SYMP 24-1 - Unequal contributions of coexisting species to ecosystem functioning: what we can learn from natural ecosystems

Friday, August 11, 2017: 8:00 AM
D136, Oregon Convention Center
David Wardle, Asian School for the Environment, Nanyang Technological University, Singapore, Singapore
Background/Question/Methods

Two simultaneous processes are altering biodiversity in the Earth’s ecosystems, i.e., species losses through extinction, and species gain though biological invasion and range expansion. Many studies have explored, through experiments in which species richness is varied by random draws of species from a species pool, how the resultant changes in biodiversity may impact on ecosystem functioning. However, species are neither equal in their ecosystem impacts nor gained and lost at random by the community. As such, those species that are gained or lost by the community could have very different effects on ecosystem functioning to those comprising the remainder of the community. I will address how biodiversity change in natural ecosystems, as explored through manipulative and natural ‘removal experiments’, may impact on ecosystem functioning, and in doing so will explore how biodiversity change may be affected by species that have disproportionate effects. This will be done by discussing two natural study systems, i.e., biological invasion of New Zealand forests, and species change on lake islands in northern Sweden.

Results/Conclusions

In the New Zealand system I show how invasions by individual species or species groups profoundly transform the ecosystem when compared to the resident species.

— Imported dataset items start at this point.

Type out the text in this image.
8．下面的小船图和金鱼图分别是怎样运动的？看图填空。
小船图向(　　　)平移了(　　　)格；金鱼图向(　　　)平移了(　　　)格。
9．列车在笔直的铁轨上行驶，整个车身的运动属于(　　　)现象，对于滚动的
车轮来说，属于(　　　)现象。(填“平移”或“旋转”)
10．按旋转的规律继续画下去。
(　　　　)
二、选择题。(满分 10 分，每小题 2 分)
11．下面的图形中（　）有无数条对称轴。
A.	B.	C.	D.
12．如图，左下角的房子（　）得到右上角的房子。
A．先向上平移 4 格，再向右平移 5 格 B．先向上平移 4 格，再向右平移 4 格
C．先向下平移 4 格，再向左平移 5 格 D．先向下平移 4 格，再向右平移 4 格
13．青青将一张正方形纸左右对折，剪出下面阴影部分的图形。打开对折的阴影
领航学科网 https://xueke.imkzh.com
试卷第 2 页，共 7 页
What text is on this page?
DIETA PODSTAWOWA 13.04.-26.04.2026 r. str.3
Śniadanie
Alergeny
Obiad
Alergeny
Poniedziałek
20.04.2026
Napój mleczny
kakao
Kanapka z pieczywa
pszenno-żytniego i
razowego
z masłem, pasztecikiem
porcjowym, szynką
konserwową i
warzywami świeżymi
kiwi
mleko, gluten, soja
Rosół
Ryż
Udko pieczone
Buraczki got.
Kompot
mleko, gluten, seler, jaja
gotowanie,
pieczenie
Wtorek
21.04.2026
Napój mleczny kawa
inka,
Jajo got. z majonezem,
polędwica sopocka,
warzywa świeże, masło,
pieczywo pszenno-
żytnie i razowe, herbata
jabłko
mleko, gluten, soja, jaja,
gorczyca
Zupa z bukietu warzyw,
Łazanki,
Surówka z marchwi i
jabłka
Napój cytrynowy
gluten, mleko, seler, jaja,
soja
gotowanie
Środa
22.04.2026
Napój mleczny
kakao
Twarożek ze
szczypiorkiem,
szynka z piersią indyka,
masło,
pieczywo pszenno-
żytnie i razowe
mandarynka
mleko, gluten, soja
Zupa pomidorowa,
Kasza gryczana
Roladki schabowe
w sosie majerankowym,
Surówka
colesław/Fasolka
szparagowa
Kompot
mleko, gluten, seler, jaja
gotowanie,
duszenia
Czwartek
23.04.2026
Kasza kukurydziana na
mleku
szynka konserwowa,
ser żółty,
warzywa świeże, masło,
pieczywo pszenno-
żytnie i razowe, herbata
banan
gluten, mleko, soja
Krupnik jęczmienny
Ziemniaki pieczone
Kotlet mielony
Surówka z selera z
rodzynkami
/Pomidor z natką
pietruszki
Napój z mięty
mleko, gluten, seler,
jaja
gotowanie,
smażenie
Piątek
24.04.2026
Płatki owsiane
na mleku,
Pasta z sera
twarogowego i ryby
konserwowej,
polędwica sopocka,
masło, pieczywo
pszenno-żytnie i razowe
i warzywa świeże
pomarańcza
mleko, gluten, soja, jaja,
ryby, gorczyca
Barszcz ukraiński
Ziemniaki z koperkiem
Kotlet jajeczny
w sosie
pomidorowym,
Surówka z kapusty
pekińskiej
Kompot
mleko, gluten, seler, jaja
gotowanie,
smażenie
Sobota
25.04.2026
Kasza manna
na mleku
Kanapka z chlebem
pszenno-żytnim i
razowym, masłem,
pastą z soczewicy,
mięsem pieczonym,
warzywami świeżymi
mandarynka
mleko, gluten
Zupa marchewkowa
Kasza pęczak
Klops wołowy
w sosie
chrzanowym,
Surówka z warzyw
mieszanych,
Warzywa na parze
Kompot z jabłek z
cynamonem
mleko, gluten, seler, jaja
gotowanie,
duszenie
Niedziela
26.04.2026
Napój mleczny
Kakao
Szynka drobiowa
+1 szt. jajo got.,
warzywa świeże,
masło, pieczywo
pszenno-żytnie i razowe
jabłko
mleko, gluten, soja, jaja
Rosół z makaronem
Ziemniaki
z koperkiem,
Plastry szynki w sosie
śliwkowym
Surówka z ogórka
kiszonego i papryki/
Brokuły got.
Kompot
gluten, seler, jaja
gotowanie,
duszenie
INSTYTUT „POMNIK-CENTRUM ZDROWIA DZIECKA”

This includes invasive deer that remove high quality plant species from forest understories, invasive possums that remove native nitrogen-fixing shrubs and redirect succession, invasive rats that thwart nutrient inputs by native burrowing seabirds, and non-native riverbed plants that modify ecosystem processes excess of what is expected from their relative biomass contribution. In the Swedish system I show how the biomass-dominant plant group (trees) and two other plant groups that comprise a small fraction of the resident biomass (dwarf shrubs and feather mosses) each contribute in disproportionate ways to different ecological processes. I then describe the results of long term removal experiments which show that the relative importance of these groups (and of species within these groups) to ecosystem functioning is determined by ecological context. From these examples I make the case that species that are gained or lost frequently have transformative effects on natural ecosystems that greatly exceed their contribution to species richness, and that are therefore greater than predicted by experiments in which diversity is varied through random draws of species.